Style vs Substance in Chatbot Arena
I fell down this rabbit-hole after noticing a weird split:
- Polymarket bettors had Grok-3 pegged as #1.
- GPT-4.5 felt way better to talk to in day-to-day use.
On the raw Chatbot Arena board Grok-3 does sit on top—but only with style control off.
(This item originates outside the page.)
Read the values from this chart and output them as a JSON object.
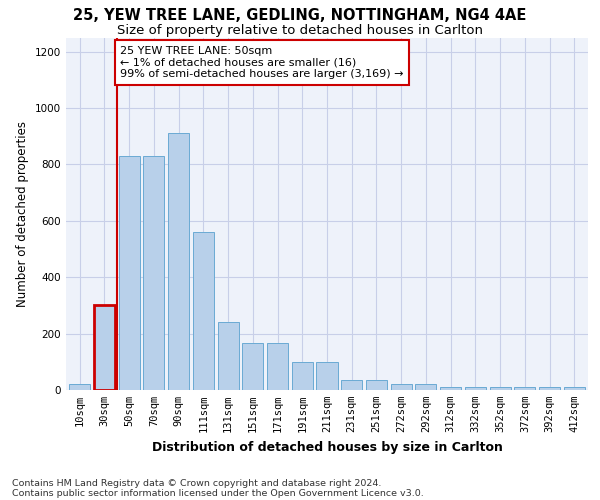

Tick that box and 4.5 jumps to #1 while Grok slips to #3:
Turns out verbosity and flashy markdown can pad a model's Arena score more than you'd think.
The trick in one sentence
Treat length & markdown counts as extra coefficients in the usual Bradley-Terry regression; the fitted “model strength” is what's left after those style effects are removed.
Why it matters
When LMSYS re-ran the leaderboard with style control:
- Length was the big bias (coef ≈ 0.25).
- Fancy markdown nudged the score, but much less (0.02 - 0.06).
- Concise talkers like GPT-4.5, Claude 3.5 Sonnet, Llama-3.1-405B rose.
- Verbose minis (GPT-4o-mini, Grok-2-mini) fell.
Takeaways
- Pretty formatting ≠ better answers; the new leaderboard reflects that.
- You can poke the data yourself—links to the Colab and leaderboard are in the LMSYS blog post.